Multi-Cluster Feature for Vidra Operator

Context and Problem Statement

We wanted to enable Vidra Operator to manage resources across multiple Kubernetes clusters from a single installation. Previously, the operator had to be installed on every cluster to reconcile resources, which increased operational overhead.

Note

This was a nice-to-have feature, not a must-have during planning. If there was no time to implement it, we would have left it out.

Considered Options

  • Install operator on every cluster
    Each cluster runs its own instance of Vidra Operator, managing only local resources.

  • Single operator managing multiple clusters
    One Vidra Operator instance manages resources on multiple clusters by connecting to the Kubernetes API remotely.

Decision Outcome

Chosen option: "Single operator managing multiple clusters", because it simplifies management by centralizing the operator in one place, reducing the need for multiple installations and configurations. This approach allows for easier updates, consistent behavior across clusters, and a unified view of all managed resources.

We implemented a mechanism where Vidra Operator can deploy managed resources on remote clusters. This is achieved by providing a new Secret with the destination server as a label, containing the kubeconfig for the target cluster. On the first reconciliation of a resource destined for a different cluster, a dynamic Go client is created using the kubeconfig and destination server. To optimize performance and resource usage, this client is cached and reused for subsequent reconciliations, using mutexes to ensure thread safety.
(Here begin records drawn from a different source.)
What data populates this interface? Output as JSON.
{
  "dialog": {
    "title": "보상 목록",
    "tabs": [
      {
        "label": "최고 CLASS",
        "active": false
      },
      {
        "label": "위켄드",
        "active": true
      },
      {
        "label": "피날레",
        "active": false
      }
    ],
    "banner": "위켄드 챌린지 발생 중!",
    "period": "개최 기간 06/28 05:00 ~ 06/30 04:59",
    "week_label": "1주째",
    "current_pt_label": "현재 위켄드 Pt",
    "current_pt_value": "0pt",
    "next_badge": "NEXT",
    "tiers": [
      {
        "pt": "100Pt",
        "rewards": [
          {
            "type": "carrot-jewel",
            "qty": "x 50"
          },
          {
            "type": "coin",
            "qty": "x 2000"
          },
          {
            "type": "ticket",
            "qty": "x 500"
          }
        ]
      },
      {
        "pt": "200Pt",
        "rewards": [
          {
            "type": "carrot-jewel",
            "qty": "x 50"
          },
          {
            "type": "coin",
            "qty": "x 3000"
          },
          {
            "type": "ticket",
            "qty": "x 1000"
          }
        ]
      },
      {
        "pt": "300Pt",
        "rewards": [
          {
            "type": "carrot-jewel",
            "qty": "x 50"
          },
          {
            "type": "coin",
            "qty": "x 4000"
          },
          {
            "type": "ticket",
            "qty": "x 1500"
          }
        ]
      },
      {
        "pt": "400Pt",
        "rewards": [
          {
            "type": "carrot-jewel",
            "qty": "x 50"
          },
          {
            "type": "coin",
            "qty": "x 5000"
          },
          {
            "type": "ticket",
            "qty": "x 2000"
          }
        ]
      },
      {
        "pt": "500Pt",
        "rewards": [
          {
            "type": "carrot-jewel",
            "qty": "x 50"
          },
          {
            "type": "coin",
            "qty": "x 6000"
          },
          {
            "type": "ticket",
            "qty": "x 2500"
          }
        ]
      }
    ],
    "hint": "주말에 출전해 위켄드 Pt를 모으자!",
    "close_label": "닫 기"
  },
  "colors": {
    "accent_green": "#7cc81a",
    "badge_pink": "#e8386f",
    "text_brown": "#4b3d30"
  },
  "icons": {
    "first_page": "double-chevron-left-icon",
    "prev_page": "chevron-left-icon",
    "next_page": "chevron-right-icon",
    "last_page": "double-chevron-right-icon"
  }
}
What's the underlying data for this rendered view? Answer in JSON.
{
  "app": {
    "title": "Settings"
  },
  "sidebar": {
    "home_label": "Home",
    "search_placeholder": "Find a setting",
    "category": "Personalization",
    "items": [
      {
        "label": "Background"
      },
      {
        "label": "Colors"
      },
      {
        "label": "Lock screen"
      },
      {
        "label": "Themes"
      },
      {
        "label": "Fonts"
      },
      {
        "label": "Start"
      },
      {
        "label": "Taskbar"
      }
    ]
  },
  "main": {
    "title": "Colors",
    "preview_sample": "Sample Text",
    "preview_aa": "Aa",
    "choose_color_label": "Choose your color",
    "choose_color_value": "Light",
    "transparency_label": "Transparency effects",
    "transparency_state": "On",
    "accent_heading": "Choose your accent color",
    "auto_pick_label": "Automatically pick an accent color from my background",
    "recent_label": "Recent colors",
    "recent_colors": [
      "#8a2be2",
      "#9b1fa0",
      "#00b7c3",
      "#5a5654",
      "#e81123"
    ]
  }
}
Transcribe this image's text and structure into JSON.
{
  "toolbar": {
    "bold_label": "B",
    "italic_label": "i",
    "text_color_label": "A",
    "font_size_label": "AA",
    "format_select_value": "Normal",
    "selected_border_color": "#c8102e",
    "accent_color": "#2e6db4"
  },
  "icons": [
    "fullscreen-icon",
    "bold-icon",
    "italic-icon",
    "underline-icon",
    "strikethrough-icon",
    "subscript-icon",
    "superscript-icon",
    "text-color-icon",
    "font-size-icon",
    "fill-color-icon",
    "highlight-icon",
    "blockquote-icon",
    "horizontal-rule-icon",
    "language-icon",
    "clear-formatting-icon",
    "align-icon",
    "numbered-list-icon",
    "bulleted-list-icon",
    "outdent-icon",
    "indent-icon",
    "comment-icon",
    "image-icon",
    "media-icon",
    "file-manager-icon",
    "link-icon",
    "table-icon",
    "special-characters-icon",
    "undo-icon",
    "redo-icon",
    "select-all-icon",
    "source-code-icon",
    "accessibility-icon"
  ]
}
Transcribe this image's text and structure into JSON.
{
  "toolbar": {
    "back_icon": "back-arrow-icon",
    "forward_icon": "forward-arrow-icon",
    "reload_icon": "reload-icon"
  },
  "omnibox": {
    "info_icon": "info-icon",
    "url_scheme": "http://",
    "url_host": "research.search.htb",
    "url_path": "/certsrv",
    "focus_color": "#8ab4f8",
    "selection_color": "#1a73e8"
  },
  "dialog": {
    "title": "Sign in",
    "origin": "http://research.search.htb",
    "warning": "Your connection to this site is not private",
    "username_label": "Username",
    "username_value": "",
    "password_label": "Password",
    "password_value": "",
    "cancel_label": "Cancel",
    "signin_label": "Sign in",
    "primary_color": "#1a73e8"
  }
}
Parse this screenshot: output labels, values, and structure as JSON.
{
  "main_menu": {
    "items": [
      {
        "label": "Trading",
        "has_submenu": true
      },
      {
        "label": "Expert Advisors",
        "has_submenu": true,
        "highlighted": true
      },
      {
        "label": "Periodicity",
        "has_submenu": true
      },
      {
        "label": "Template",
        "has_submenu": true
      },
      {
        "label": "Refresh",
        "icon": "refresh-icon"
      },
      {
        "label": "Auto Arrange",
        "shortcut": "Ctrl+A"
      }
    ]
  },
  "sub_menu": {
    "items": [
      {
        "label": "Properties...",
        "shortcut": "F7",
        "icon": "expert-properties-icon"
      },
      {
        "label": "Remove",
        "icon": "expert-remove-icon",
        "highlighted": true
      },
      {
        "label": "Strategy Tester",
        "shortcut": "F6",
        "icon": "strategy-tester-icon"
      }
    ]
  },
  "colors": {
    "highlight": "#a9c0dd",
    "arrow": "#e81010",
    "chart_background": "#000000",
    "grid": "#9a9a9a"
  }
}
This design does not exclude the possibility of installing the operator on each cluster if desired. It provides flexibility for users who prefer to manage resources locally while still allowing centralized management.

Consequences

  • Good, because it reduces the need to install and maintain the operator on every cluster, centralizes management, and offers flexibility.
  • Bad, because it introduces complexity in client management, requires secure handling of kubeconfigs, and needs careful access control to avoid security risks.